Opinião

Presidente

A política do BCE, ao serviço de quem?

A senhora Lagarde, presidente do BCE, declarou recentemente a possibilidade de novo aumento das taxas de juro, apelando aos Estados para a cessação dos apoios às famílias mais desfavorecidas, culpando igualmente os salários pelo aumento da inflação.

Estas afirmações são um insulto aos portugueses, que na sua generalidade auferem baixos salários, com muitos milhares de trabalhadores e reformados a sofrerem enormes privações. Pois é, para esta senhora o problema está nos salários e no apoio às pessoas mais fragilizadas, como se a culpa da inflação fosse de quem procura os parcos bens e serviços para satisfazer as suas necessidades básicas.

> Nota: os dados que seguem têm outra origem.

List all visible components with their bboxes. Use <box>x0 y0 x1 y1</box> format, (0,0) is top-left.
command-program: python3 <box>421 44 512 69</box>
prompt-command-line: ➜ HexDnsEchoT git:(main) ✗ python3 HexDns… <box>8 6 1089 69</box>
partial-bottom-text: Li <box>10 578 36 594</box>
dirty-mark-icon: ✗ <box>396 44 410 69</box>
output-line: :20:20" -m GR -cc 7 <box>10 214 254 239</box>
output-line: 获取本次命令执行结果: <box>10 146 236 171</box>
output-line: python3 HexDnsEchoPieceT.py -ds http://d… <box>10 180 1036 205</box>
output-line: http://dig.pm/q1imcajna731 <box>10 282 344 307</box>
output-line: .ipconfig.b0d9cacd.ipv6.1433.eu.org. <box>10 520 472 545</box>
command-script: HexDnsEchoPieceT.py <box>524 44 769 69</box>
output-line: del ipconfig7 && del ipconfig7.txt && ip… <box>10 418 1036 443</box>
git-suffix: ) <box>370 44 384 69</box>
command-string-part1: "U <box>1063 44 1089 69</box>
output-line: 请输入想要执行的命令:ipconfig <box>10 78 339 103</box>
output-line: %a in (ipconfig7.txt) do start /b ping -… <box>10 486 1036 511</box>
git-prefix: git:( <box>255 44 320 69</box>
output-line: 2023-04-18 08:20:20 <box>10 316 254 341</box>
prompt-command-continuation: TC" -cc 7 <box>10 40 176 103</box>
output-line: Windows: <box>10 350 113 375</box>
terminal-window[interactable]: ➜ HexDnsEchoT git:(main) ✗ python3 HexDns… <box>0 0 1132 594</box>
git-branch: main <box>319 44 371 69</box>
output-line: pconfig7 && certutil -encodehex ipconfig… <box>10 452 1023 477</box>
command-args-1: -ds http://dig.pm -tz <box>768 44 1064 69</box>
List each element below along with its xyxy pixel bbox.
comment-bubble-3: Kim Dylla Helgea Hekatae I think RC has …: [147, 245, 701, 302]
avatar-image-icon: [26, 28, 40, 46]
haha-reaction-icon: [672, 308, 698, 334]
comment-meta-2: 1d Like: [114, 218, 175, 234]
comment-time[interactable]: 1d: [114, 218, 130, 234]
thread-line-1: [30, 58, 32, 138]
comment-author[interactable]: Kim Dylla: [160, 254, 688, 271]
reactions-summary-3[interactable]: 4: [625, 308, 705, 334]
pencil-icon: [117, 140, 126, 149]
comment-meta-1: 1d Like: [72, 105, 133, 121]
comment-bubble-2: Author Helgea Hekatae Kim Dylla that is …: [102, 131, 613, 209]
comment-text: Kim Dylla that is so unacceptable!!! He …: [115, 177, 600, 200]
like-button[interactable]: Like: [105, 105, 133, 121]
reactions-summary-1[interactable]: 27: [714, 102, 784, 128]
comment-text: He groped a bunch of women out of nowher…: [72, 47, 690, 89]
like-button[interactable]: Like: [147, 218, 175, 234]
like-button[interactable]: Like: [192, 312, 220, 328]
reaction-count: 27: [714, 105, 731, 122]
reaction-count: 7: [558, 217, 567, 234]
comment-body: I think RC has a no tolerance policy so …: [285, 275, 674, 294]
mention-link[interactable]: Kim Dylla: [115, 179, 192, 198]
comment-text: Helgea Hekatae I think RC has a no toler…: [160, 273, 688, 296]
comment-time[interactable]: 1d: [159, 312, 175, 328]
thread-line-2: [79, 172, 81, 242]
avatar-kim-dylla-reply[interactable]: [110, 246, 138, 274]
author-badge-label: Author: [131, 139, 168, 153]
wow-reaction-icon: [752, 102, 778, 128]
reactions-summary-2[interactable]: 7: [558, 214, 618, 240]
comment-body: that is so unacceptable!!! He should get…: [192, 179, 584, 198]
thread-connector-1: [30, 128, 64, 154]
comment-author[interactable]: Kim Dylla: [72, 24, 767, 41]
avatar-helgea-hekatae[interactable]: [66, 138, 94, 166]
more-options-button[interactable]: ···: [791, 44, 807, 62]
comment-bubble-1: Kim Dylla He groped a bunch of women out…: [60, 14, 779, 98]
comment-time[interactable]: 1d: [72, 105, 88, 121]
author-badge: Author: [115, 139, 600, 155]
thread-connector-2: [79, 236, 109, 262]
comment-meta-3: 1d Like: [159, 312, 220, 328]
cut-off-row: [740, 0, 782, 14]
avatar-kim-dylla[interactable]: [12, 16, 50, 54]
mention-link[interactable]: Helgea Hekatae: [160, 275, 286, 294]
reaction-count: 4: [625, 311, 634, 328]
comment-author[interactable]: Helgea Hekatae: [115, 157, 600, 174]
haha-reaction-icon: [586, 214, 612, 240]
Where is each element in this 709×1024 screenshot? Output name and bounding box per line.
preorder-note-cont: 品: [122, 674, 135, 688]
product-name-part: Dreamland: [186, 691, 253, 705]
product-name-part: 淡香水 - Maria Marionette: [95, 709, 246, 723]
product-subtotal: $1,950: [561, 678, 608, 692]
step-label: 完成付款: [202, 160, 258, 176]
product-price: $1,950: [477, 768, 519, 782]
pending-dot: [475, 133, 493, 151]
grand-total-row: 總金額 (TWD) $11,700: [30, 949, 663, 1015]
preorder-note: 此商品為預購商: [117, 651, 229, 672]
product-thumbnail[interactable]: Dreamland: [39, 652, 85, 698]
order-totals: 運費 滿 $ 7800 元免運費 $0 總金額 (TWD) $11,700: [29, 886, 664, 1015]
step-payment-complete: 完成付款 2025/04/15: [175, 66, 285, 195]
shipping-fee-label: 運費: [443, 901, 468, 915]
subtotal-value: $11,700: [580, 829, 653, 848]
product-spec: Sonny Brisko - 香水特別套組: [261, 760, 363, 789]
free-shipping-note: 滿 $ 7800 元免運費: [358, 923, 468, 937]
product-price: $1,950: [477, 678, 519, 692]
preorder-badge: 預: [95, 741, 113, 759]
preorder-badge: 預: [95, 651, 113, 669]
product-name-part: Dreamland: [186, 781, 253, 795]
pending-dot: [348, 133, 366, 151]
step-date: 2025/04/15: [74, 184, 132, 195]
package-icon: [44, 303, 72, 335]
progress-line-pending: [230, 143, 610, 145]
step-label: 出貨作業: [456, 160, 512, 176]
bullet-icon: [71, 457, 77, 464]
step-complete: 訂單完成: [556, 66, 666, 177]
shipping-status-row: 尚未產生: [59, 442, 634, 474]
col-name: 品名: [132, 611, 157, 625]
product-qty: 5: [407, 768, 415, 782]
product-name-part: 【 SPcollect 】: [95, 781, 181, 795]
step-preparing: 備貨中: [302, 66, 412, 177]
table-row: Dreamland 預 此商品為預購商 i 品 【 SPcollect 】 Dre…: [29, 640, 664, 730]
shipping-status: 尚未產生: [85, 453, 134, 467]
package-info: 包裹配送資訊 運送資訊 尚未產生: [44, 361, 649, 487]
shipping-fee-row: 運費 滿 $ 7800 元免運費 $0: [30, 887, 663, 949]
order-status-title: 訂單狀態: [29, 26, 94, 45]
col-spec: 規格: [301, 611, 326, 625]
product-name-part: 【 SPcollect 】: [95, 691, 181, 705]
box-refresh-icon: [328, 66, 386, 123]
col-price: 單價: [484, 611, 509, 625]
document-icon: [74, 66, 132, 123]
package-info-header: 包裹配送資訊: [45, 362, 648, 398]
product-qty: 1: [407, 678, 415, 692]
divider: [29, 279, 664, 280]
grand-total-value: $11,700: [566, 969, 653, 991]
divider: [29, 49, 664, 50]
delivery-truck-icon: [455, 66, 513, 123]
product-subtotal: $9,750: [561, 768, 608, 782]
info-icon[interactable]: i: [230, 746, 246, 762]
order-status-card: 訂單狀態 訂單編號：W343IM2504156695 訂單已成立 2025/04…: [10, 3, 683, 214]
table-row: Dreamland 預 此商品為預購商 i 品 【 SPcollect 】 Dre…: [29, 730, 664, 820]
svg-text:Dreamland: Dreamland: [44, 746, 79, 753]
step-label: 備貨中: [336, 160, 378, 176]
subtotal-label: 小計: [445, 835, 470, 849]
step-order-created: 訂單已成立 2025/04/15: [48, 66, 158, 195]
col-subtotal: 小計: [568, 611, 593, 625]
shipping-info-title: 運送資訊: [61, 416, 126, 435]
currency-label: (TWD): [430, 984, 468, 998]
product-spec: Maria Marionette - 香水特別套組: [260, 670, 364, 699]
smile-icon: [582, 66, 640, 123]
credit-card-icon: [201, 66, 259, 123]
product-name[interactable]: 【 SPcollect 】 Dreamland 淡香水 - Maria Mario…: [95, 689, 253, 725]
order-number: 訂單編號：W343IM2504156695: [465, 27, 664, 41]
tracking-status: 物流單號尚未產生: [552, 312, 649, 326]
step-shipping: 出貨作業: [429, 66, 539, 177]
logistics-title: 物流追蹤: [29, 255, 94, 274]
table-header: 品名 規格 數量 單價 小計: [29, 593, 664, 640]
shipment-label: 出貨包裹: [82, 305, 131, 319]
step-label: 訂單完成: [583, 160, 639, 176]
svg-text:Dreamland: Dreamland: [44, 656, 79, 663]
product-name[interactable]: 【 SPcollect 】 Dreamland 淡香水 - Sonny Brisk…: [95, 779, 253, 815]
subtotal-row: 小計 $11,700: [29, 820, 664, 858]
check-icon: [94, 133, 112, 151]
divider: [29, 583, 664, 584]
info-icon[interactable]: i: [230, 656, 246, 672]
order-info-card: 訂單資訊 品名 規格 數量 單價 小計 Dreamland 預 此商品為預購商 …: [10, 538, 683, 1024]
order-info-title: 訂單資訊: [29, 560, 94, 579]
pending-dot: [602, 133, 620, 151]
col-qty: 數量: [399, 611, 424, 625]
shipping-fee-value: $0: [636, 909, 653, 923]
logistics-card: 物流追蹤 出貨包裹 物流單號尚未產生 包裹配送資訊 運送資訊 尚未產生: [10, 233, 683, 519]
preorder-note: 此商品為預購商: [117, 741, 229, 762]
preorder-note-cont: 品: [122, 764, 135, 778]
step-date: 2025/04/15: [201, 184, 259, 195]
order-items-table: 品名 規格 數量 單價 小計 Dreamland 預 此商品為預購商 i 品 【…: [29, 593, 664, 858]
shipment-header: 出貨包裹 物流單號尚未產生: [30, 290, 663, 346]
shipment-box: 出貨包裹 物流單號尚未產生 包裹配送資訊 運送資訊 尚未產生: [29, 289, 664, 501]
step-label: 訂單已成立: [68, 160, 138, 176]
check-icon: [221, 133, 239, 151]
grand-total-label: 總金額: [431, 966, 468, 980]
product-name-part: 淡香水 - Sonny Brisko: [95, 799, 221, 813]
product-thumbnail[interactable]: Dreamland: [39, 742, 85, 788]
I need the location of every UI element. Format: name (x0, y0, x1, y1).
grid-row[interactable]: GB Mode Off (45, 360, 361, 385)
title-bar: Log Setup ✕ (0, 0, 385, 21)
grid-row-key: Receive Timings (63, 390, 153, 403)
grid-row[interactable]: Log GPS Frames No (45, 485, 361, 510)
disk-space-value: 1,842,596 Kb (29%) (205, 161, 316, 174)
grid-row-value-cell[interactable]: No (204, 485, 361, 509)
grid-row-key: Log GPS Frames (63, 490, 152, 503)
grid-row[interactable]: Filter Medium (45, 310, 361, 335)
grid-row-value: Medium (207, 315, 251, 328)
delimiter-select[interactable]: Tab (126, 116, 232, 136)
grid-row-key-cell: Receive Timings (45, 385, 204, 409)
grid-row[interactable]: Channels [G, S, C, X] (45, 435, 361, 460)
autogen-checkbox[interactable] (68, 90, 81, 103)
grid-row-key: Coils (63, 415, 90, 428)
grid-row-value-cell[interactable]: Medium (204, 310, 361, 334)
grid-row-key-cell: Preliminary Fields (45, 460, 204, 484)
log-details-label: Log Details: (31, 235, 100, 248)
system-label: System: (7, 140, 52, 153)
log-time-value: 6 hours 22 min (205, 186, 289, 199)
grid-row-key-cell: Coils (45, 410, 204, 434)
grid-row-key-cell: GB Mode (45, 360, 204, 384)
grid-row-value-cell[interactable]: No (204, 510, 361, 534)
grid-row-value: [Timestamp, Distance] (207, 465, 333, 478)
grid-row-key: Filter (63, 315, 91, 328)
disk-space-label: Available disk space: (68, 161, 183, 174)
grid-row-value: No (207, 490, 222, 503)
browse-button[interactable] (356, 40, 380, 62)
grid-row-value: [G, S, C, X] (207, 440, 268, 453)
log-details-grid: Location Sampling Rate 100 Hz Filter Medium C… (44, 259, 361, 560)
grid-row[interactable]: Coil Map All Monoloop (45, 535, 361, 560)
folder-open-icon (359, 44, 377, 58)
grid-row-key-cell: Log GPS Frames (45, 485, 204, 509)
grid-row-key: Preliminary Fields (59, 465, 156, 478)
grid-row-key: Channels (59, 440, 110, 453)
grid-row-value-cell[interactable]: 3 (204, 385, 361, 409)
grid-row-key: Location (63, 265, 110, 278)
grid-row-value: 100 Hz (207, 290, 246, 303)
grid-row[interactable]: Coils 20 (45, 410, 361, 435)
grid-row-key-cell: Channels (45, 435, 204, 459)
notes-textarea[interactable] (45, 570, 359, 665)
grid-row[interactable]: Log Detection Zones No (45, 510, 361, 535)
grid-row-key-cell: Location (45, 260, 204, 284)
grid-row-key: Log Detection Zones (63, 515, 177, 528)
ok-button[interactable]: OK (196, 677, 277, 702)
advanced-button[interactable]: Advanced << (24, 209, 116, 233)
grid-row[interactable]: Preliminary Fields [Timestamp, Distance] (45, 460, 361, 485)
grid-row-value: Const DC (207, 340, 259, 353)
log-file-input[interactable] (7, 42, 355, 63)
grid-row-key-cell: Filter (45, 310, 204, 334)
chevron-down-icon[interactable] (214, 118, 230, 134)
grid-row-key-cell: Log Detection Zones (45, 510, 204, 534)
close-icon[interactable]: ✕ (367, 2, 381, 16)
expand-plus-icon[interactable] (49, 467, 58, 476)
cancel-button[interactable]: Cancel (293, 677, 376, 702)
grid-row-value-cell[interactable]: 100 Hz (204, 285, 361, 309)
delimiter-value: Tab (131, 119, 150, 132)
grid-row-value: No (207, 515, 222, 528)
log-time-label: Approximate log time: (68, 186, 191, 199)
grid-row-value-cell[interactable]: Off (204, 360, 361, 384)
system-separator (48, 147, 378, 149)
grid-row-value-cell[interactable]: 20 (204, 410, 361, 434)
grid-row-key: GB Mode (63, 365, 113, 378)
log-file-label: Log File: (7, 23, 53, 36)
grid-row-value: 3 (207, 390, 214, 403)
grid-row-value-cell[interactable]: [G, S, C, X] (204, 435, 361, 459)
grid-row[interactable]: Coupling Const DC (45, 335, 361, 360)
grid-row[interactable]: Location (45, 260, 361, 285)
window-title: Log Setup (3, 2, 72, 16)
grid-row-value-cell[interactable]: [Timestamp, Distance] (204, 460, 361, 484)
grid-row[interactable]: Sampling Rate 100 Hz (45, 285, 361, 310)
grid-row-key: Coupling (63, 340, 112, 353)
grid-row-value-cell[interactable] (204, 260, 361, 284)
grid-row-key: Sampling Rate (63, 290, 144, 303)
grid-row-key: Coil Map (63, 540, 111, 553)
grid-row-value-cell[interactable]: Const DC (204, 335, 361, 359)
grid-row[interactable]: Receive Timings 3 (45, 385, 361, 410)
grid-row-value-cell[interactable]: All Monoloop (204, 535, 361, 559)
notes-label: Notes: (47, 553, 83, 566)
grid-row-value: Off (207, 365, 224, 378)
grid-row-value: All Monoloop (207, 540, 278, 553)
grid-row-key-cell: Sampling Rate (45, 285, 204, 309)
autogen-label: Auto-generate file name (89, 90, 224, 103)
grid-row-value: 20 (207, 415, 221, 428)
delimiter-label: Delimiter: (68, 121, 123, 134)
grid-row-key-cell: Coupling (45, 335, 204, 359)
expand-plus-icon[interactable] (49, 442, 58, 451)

Tudo isto a propósito, dizem eles, do combate à inflação, insistindo na política de elevadas taxas de juro, naturalmente para gaudio da Banca, que assim catapulta os seus lucros para níveis astronómicos, ao mesmo tempo que a grande maioria das pessoas vê a sua vida muito dificultada, inclusive com o risco de perda da habitação.

Mas será que esta política contribui efetivamente para o controlo da inflação? Vejamos em termos práticos o seu efeito no nosso país. Com esta política a habitação ficou bastante mais cara para todos os portugueses que tenham recorrido ao crédito (a esmagadora maioria), sendo que tal tem igualmente um efeito direto no valor das rendas, que tiveram um acréscimo muito significativo.

Ora como sabemos, a habitação tem um peso muito importante no orçamento familiar, pelo que o eventual efeito teórico da redução da inflação nas restantes componentes, é totalmente absorvido pelo aumento dos gastos com a habitação. Mas, como sabemos, esse efeito nas restantes componentes também não se verifica, uma vez que os preços continuam a subir.

Aliás, o caso dos combustíveis é paradigmático, senão vejamos: em julho de 2008 o preço do barril de petróleo ultrapassou os 130 dólares, enquanto hoje ronda os 85 dólares. Pois bem, nessa altura a gasolina custava em Portugal € 1,38/litro e o gasóleo € 1,26/litro e hoje os portugueses pagam pelos mesmos combustíveis mais 33% no caso da gasolina e mais 35% no do gasóleo, apesar de o preço do barril ter baixado 35%.

Então se não é o custo da matéria prima que explica o aumento do custo dos combustíveis, antes pelo contrário, o que justifica os preços praticados? E não, não são os impostos que incidem sobre os combustíveis, porque esses mantiveram no caso da gasolina um peso de cerca de 27% e desceram mesmo de 46% para 38% no caso do gasóleo. Mesmo tendo em conta os naturais aumentos dos custos de transformação, fácil é de ver que a principal maquia do aumento destes preços vai direta para os lucros das gasolineiras e das multinacionais do petróleo.

Mas será que a principal preocupação desta gente é mesmo a baixa da inflação? Podemos ter a este propósito as maiores reservas. Falam em restringir salários e reduzir apoios a quem mais deles precisa, mas nem uma palavra na redução dos subsídios ao grande capital, designadamente em sede de benefícios fiscais, que atingem níveis escandalosos.

Para eles, mais do que um problema, a inflação é um pretexto para as suas políticas, sendo utilizada como um instrumento que permite aumentar ainda mais os lucros dos grandes interesses, ao mesmo tempo que reduz os rendimentos da generalidade da população, constituindo um forte um mecanismo de agravamento das desigualdades. 

Curiosamente, e em aparente contradição com a postura do BCE, vem agora a direita reclamar uma baixa nos impostos. Sim, mas não há nenhuma contradição, porque quem realmente beneficiaria com essa baixa de impostos, nada tem a ver com as pessoas mais carenciadas que sentem na pele a política do BCE. Mas espera lá, então o aumento do rendimento disponível por esta via já não contribui para a inflação?

O que a direita realmente pretende com a propalada descida de impostos é antes de mais beneficiar os altos rendimentos e as grandes empresas e ao mesmo tempo reduzir as fontes de receita do Estado, e deteriorar (ou mesmo acabar) o seu Serviço Público.

Sim, a inflação deve ser combatida, mas com políticas que tenham um efeito real na formação dos preços, a começar pelo combate à especulação e é possível diminuir a carga fiscal sobre os trabalhadores, tributando de forma justa os rendimentos de capital, os quais beneficiam de taxas substancialmente mais baixas do que quem trabalha. Sobre estas matérias (contenção de preços e maior justiça fiscal) têm havido propostas na Assembleia da República, curiosamente sempre chumbadas pelo PS e pela direita.